The Academy said the three researchers have “miniaturised machines and taken chemistry to a new dimension” and also “taken molecular systems…into energy-filled states in which their movements can be controlled”. The laureates were recognised “for the design and synthesis of molecular machines”.

Sauvage linked two ring-shaped molecules together in 1983 through a mechanical bond, allowing them to move relative to one another. In 1991, Stoddart “threaded” a molecular ring on to a molecular axle and demonstrated the ring’s ability to move along the axle. Feringa in 1999 “got a molecular rotor blade to spin continually in the same direction”. Feringa has managed to rotate a glass cylinder using molecular motors.

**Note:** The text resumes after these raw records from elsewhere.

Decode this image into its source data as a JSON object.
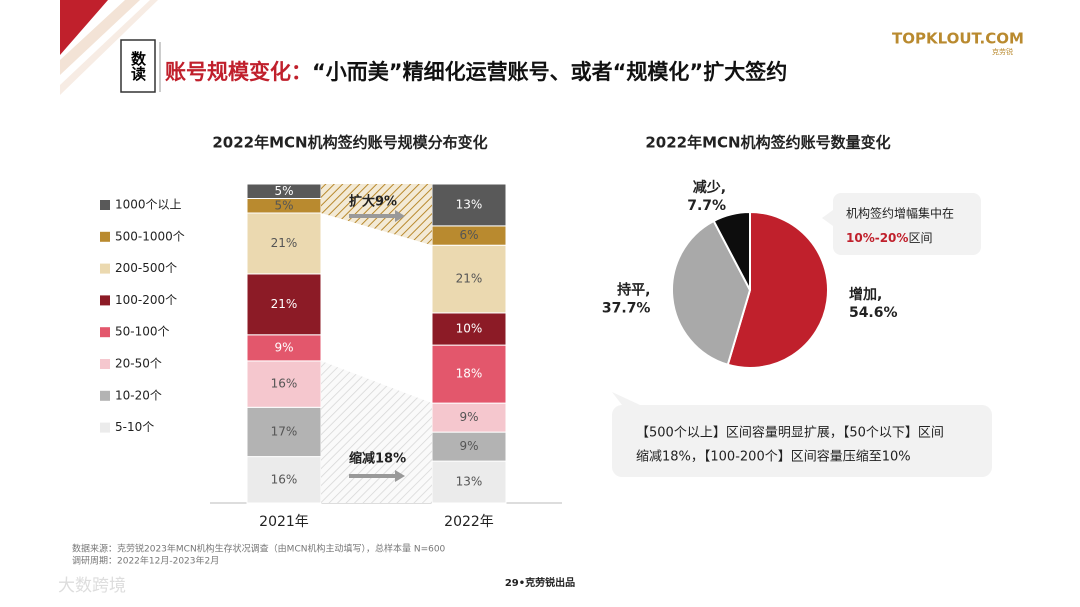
{
  "header": {
    "badge": "数读",
    "title_prefix": "账号规模变化：",
    "title": "“小而美”精细化运营账号、或者“规模化”扩大签约",
    "logo": "TOPKLOUT.COM",
    "logo_sub": "克劳锐"
  },
  "chart_data": [
    {
      "type": "bar",
      "stacked": true,
      "title": "2022年MCN机构签约账号规模分布变化",
      "categories": [
        "2021年",
        "2022年"
      ],
      "series": [
        {
          "name": "5-10个",
          "color": "#ebebeb",
          "values": [
            16,
            13
          ],
          "value_labels": [
            "16%",
            "13%"
          ]
        },
        {
          "name": "10-20个",
          "color": "#b3b3b3",
          "values": [
            17,
            9
          ],
          "value_labels": [
            "17%",
            "9%"
          ]
        },
        {
          "name": "20-50个",
          "color": "#f5c7ce",
          "values": [
            16,
            9
          ],
          "value_labels": [
            "16%",
            "9%"
          ]
        },
        {
          "name": "50-100个",
          "color": "#e3576c",
          "values": [
            9,
            18
          ],
          "value_labels": [
            "9%",
            "18%"
          ]
        },
        {
          "name": "100-200个",
          "color": "#8c1b26",
          "values": [
            21,
            10
          ],
          "value_labels": [
            "21%",
            "10%"
          ]
        },
        {
          "name": "200-500个",
          "color": "#ebd9b0",
          "values": [
            21,
            21
          ],
          "value_labels": [
            "21%",
            "21%"
          ]
        },
        {
          "name": "500-1000个",
          "color": "#b98a2f",
          "values": [
            5,
            6
          ],
          "value_labels": [
            "5%",
            "6%"
          ]
        },
        {
          "name": "1000个以上",
          "color": "#595959",
          "values": [
            5,
            13
          ],
          "value_labels": [
            "5%",
            "13%"
          ]
        }
      ],
      "annotations": [
        "扩大9%",
        "缩减18%"
      ]
    },
    {
      "type": "pie",
      "title": "2022年MCN机构签约账号数量变化",
      "categories": [
        "增加,",
        "持平,",
        "减少,"
      ],
      "values": [
        54.6,
        37.7,
        7.7
      ],
      "value_labels": [
        "54.6%",
        "37.7%",
        "7.7%"
      ],
      "colors": [
        "#c0202c",
        "#a9a9a9",
        "#0d0d0d"
      ]
    }
  ],
  "callouts": {
    "top": {
      "line1": "机构签约增幅集中在",
      "highlight": "10%-20%",
      "rest": "区间"
    },
    "bottom": {
      "line1": "【500个以上】区间容量明显扩展，【50个以下】区间",
      "line2": "缩减18%，【100-200个】区间容量压缩至10%"
    }
  },
  "footer": {
    "source": "数据来源：克劳锐2023年MCN机构生存状况调查（由MCN机构主动填写），总样本量 N=600",
    "period": "调研周期：2022年12月-2023年2月",
    "page": "29•克劳锐出品",
    "watermark": "大数跨境"
  }
}
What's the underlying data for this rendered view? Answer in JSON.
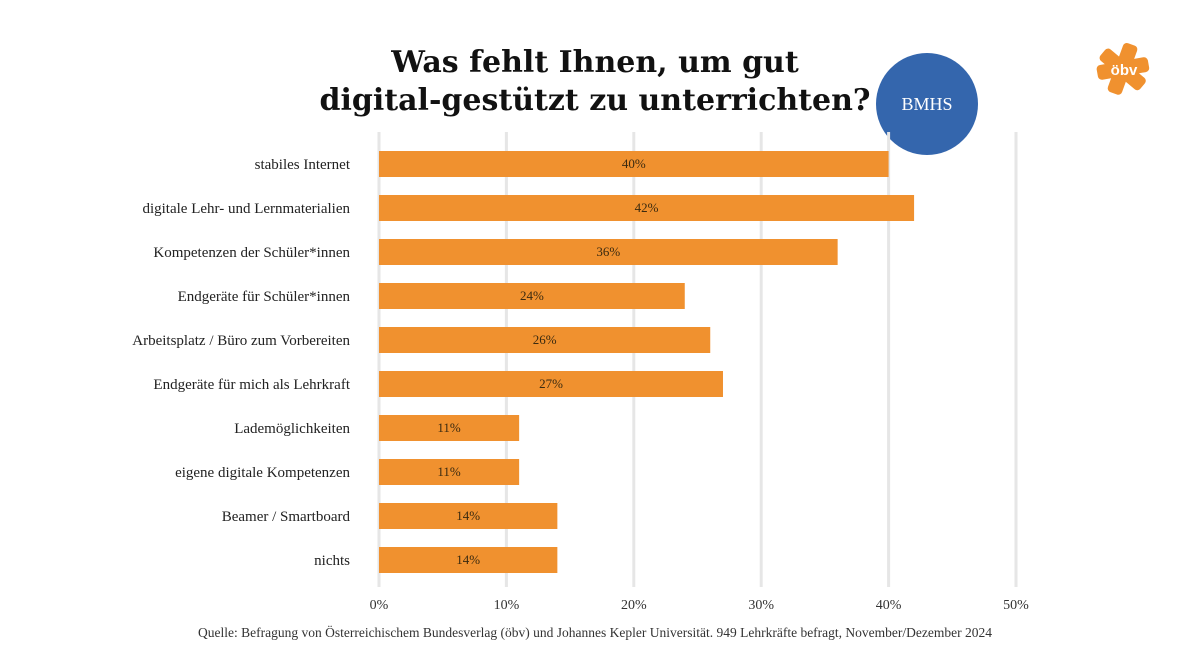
{
  "chart_data": {
    "type": "bar",
    "orientation": "horizontal",
    "title": "Was fehlt Ihnen, um gut digital-gestützt zu unterrichten?",
    "title_lines": [
      "Was fehlt Ihnen, um gut",
      "digital-gestützt zu unterrichten?"
    ],
    "categories": [
      "stabiles Internet",
      "digitale Lehr- und Lernmaterialien",
      "Kompetenzen der Schüler*innen",
      "Endgeräte für Schüler*innen",
      "Arbeitsplatz / Büro zum Vorbereiten",
      "Endgeräte für mich als Lehrkraft",
      "Lademöglichkeiten",
      "eigene digitale Kompetenzen",
      "Beamer / Smartboard",
      "nichts"
    ],
    "values": [
      40,
      42,
      36,
      24,
      26,
      27,
      11,
      11,
      14,
      14
    ],
    "value_labels": [
      "40%",
      "42%",
      "36%",
      "24%",
      "26%",
      "27%",
      "11%",
      "11%",
      "14%",
      "14%"
    ],
    "xlim": [
      0,
      50
    ],
    "xticks": [
      0,
      10,
      20,
      30,
      40,
      50
    ],
    "xtick_labels": [
      "0%",
      "10%",
      "20%",
      "30%",
      "40%",
      "50%"
    ],
    "xlabel": "",
    "ylabel": "",
    "grid": true,
    "bar_color": "#f0912f",
    "grid_color": "#e6e6e6"
  },
  "badge": {
    "label": "BMHS",
    "color": "#3466ad"
  },
  "logo": {
    "text": "öbv",
    "color": "#f0912f"
  },
  "source": "Quelle: Befragung von Österreichischem Bundesverlag (öbv) und Johannes Kepler Universität. 949 Lehrkräfte befragt, November/Dezember 2024"
}
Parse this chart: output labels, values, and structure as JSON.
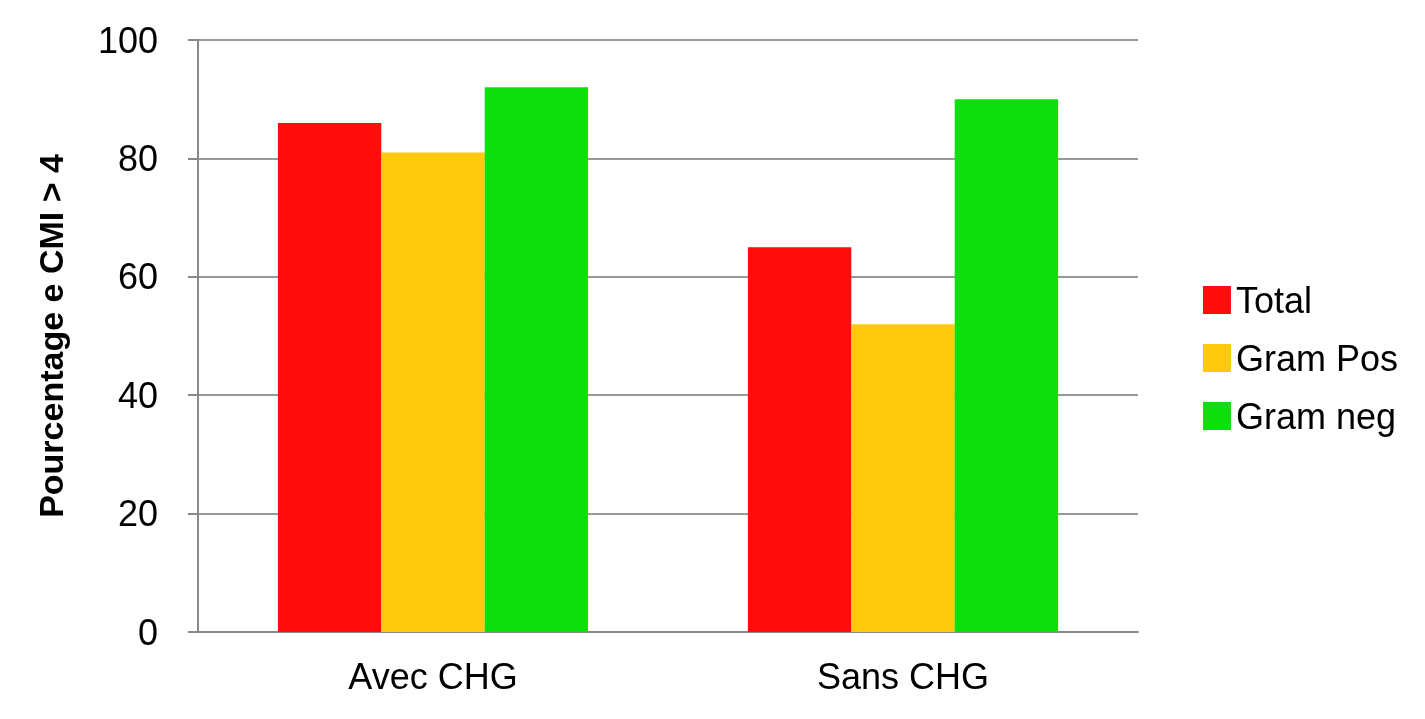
{
  "chart_data": {
    "type": "bar",
    "ylabel": "Pourcentage e CMI > 4",
    "categories": [
      "Avec CHG",
      "Sans CHG"
    ],
    "series": [
      {
        "name": "Total",
        "color": "#ff0d0d",
        "values": [
          86,
          65
        ]
      },
      {
        "name": "Gram Pos",
        "color": "#ffc90e",
        "values": [
          81,
          52
        ]
      },
      {
        "name": "Gram neg",
        "color": "#0ddf0d",
        "values": [
          92,
          90
        ]
      }
    ],
    "ylim": [
      0,
      100
    ],
    "yticks": [
      0,
      20,
      40,
      60,
      80,
      100
    ],
    "grid": "y",
    "legend": "right"
  }
}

The Nobel prizes are awarded by the Nobel Foundation, established on the instructions issued by the inventor of dynamite, Alfred Nobel. The 2016 Nobel Prize for Medicine was awarded to Japanese cell biologist Yoshinori Ohsumi on Monday. British scientists David J Thouless, F Duncan M Haldane and J Michael Kosterlitz were awarded the Nobel Prize in Physics on Tuesday.